The opposition party DAP said it will file a habeas corpus application to challenge the order detaining five Hindraf leaders under ISA.
"We will act immediately, in the interest of the public, and ensure no one is victimised," its chairman Karpal Singh was quoted as saying. Two of those detained, M. Manoharan and V. Ganabathirau, are DAP members.

"Under any circumstances, the use of the ISA should not be justified. If there is any evidence, the accused should be given opportunities to face trial in open court. The authorities have gone too far in invoking the ISA," Singh said.

Foreign Minister Syed Hamid Albar said Malaysia did not need the sanction of others to use the ISA against those who posed a threat to the nation. Speaking at a special briefing for heads of foreign missions in Malaysia, Syed Hamid cautioned other countries from interfering in Malaysia's internal affairs and reminded some that the ISA was just like their own preventive laws.
Meanwhile, the High Court has adjourned till Monday the review proceedings challenging a lower court's decision to deny bail to 31 Hindraf supporters charged with attempt to murder for allegedly causing injury to a policeman during a protest on November 25.

The 31 men had been denied bail since they were charged in a sessions court here on Dec 6. In Johor Baru, Malaysian Indian Congress president and Minister of works Samy Vellu described the arrests of five Hindraf members as a timely move.

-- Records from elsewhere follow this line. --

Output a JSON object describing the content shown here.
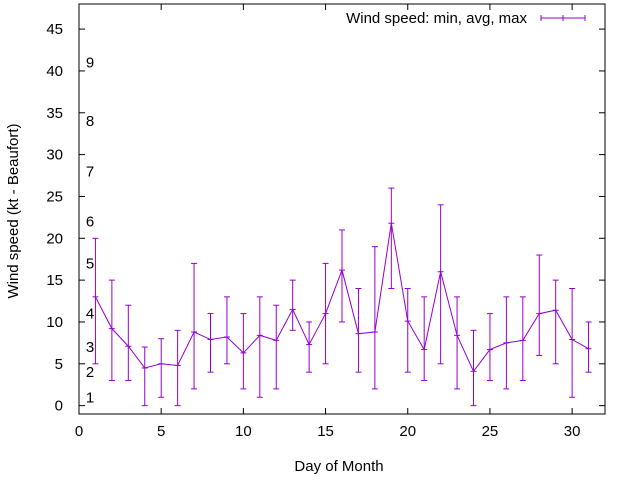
{
  "chart_data": {
    "type": "line",
    "style": "errorbars",
    "title": "",
    "xlabel": "Day of Month",
    "ylabel": "Wind speed (kt - Beaufort)",
    "xlim": [
      0,
      32
    ],
    "ylim": [
      -1,
      48
    ],
    "xticks": [
      0,
      5,
      10,
      15,
      20,
      25,
      30
    ],
    "yticks": [
      0,
      5,
      10,
      15,
      20,
      25,
      30,
      35,
      40,
      45
    ],
    "grid": false,
    "legend_position": "top-right",
    "series": [
      {
        "name": "Wind speed: min, avg, max",
        "color": "#9400d3",
        "x": [
          1,
          2,
          3,
          4,
          5,
          6,
          7,
          8,
          9,
          10,
          11,
          12,
          13,
          14,
          15,
          16,
          17,
          18,
          19,
          20,
          21,
          22,
          23,
          24,
          25,
          26,
          27,
          28,
          29,
          30,
          31
        ],
        "avg": [
          13,
          9.2,
          7.1,
          4.5,
          5,
          4.8,
          8.8,
          7.9,
          8.2,
          6.3,
          8.4,
          7.8,
          11.5,
          7.3,
          11,
          16.2,
          8.6,
          8.8,
          21.8,
          10.1,
          6.7,
          16,
          8.4,
          4.1,
          6.7,
          7.5,
          7.8,
          11,
          11.4,
          7.9,
          6.8
        ],
        "min": [
          5,
          3,
          3,
          0,
          1,
          0,
          2,
          4,
          5,
          2,
          1,
          2,
          9,
          4,
          5,
          10,
          4,
          2,
          14,
          4,
          3,
          5,
          2,
          0,
          3,
          2,
          3,
          6,
          5,
          1,
          4
        ],
        "max": [
          20,
          15,
          12,
          7,
          8,
          9,
          17,
          11,
          13,
          11,
          13,
          12,
          15,
          10,
          17,
          21,
          14,
          19,
          26,
          14,
          13,
          24,
          13,
          9,
          11,
          13,
          13,
          18,
          15,
          14,
          10
        ]
      }
    ],
    "beaufort_labels": [
      {
        "label": "1",
        "value": 1
      },
      {
        "label": "2",
        "value": 4
      },
      {
        "label": "3",
        "value": 7
      },
      {
        "label": "4",
        "value": 11
      },
      {
        "label": "5",
        "value": 17
      },
      {
        "label": "6",
        "value": 22
      },
      {
        "label": "7",
        "value": 28
      },
      {
        "label": "8",
        "value": 34
      },
      {
        "label": "9",
        "value": 41
      }
    ]
  }
}
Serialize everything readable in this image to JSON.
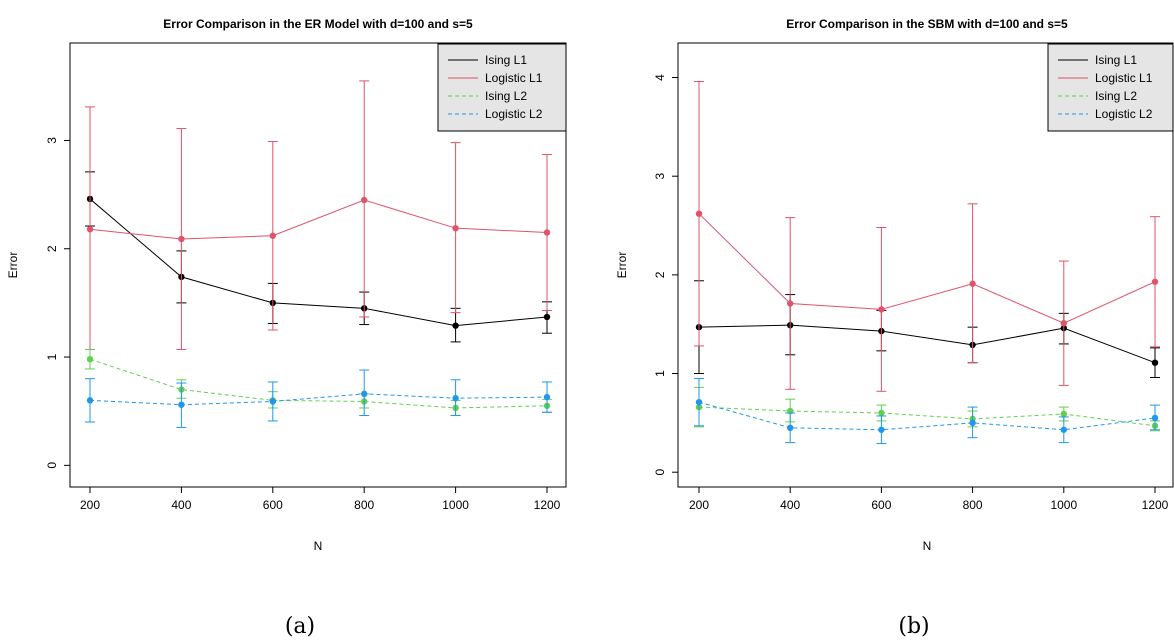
{
  "chart_data": [
    {
      "type": "line",
      "title": "Error Comparison in the ER Model with d=100 and s=5",
      "xlabel": "N",
      "ylabel": "Error",
      "caption": "(a)",
      "x": [
        200,
        400,
        600,
        800,
        1000,
        1200
      ],
      "xticks": [
        "200",
        "400",
        "600",
        "800",
        "1000",
        "1200"
      ],
      "ylim": [
        -0.2,
        3.9
      ],
      "yticks": [
        0,
        1,
        2,
        3
      ],
      "grid": false,
      "legend_position": "top-right",
      "series": [
        {
          "name": "Ising L1",
          "color": "#000000",
          "dash": false,
          "values": [
            2.46,
            1.74,
            1.5,
            1.45,
            1.29,
            1.37
          ],
          "err_low": [
            2.21,
            1.5,
            1.31,
            1.3,
            1.14,
            1.22
          ],
          "err_high": [
            2.71,
            1.98,
            1.68,
            1.6,
            1.45,
            1.51
          ]
        },
        {
          "name": "Logistic L1",
          "color": "#df536b",
          "dash": false,
          "values": [
            2.18,
            2.09,
            2.12,
            2.45,
            2.19,
            2.15
          ],
          "err_low": [
            1.07,
            1.07,
            1.25,
            1.37,
            1.41,
            1.43
          ],
          "err_high": [
            3.31,
            3.11,
            2.99,
            3.55,
            2.98,
            2.87
          ]
        },
        {
          "name": "Ising L2",
          "color": "#61d04f",
          "dash": true,
          "values": [
            0.98,
            0.7,
            0.6,
            0.59,
            0.53,
            0.55
          ],
          "err_low": [
            0.89,
            0.62,
            0.53,
            0.53,
            0.46,
            0.49
          ],
          "err_high": [
            1.07,
            0.79,
            0.68,
            0.66,
            0.6,
            0.61
          ]
        },
        {
          "name": "Logistic L2",
          "color": "#2297e6",
          "dash": true,
          "values": [
            0.6,
            0.56,
            0.59,
            0.66,
            0.62,
            0.63
          ],
          "err_low": [
            0.4,
            0.35,
            0.41,
            0.46,
            0.46,
            0.49
          ],
          "err_high": [
            0.8,
            0.76,
            0.77,
            0.88,
            0.79,
            0.77
          ]
        }
      ]
    },
    {
      "type": "line",
      "title": "Error Comparison in the SBM with d=100 and s=5",
      "xlabel": "N",
      "ylabel": "Error",
      "caption": "(b)",
      "x": [
        200,
        400,
        600,
        800,
        1000,
        1200
      ],
      "xticks": [
        "200",
        "400",
        "600",
        "800",
        "1000",
        "1200"
      ],
      "ylim": [
        -0.15,
        4.35
      ],
      "yticks": [
        0,
        1,
        2,
        3,
        4
      ],
      "grid": false,
      "legend_position": "top-right",
      "series": [
        {
          "name": "Ising L1",
          "color": "#000000",
          "dash": false,
          "values": [
            1.47,
            1.49,
            1.43,
            1.29,
            1.46,
            1.11
          ],
          "err_low": [
            1.0,
            1.19,
            1.23,
            1.11,
            1.3,
            0.96
          ],
          "err_high": [
            1.94,
            1.8,
            1.64,
            1.47,
            1.61,
            1.26
          ]
        },
        {
          "name": "Logistic L1",
          "color": "#df536b",
          "dash": false,
          "values": [
            2.62,
            1.71,
            1.65,
            1.91,
            1.51,
            1.93
          ],
          "err_low": [
            1.28,
            0.84,
            0.82,
            1.11,
            0.88,
            1.27
          ],
          "err_high": [
            3.96,
            2.58,
            2.48,
            2.72,
            2.14,
            2.59
          ]
        },
        {
          "name": "Ising L2",
          "color": "#61d04f",
          "dash": true,
          "values": [
            0.66,
            0.62,
            0.6,
            0.54,
            0.59,
            0.47
          ],
          "err_low": [
            0.46,
            0.51,
            0.52,
            0.46,
            0.52,
            0.42
          ],
          "err_high": [
            0.86,
            0.74,
            0.68,
            0.62,
            0.66,
            0.52
          ]
        },
        {
          "name": "Logistic L2",
          "color": "#2297e6",
          "dash": true,
          "values": [
            0.71,
            0.45,
            0.43,
            0.5,
            0.43,
            0.55
          ],
          "err_low": [
            0.47,
            0.3,
            0.29,
            0.35,
            0.3,
            0.43
          ],
          "err_high": [
            0.95,
            0.6,
            0.57,
            0.66,
            0.56,
            0.68
          ]
        }
      ]
    }
  ]
}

"It is necessary for the sake of maintaining peace and security in the country," he said, adding that the government had taken a bold move to arrest the leaders who were out to
jeopardise the country's security and show the world that the country was not peaceful.

The Malaysian police's crackdown on ethnic-Indians had prompted India to express concern over the issue while Hindraf appealed to New Delhi to use its influence with Kuala Lumpur. Ethnic-Indians comprise eight per cent of Malaysia's 27 million multi-racial population.

But Abdullah, while attacking the Hindraf leaders, said to run down the country "and plead for sympathy from foreign powers are tantamount to treason". He said Hindraf leaders were willing to see the country suffer to further their interests.

Abdullah reiterated the government's stand of providing equal opportunities for every Malaysian. "Anyone in this country can be successful as long as he works hard."
Admitting that the system of governance may at times be imperfect, he said continuous efforts were being made to improve it for the benefit of all Malaysians.
Abdullah said the government had no option but to act against any group resorting to unlawful means, such as street demonstrations, to air their grouses. "We will never accept street demonstrations as part of our culture.

"Malaysian society as a whole rejects street demonstrations and these have not in any way been able to change the government's policies." Abdullah said the people supported the government's action against demonstrators as they had caused hardship, particularly among the business community.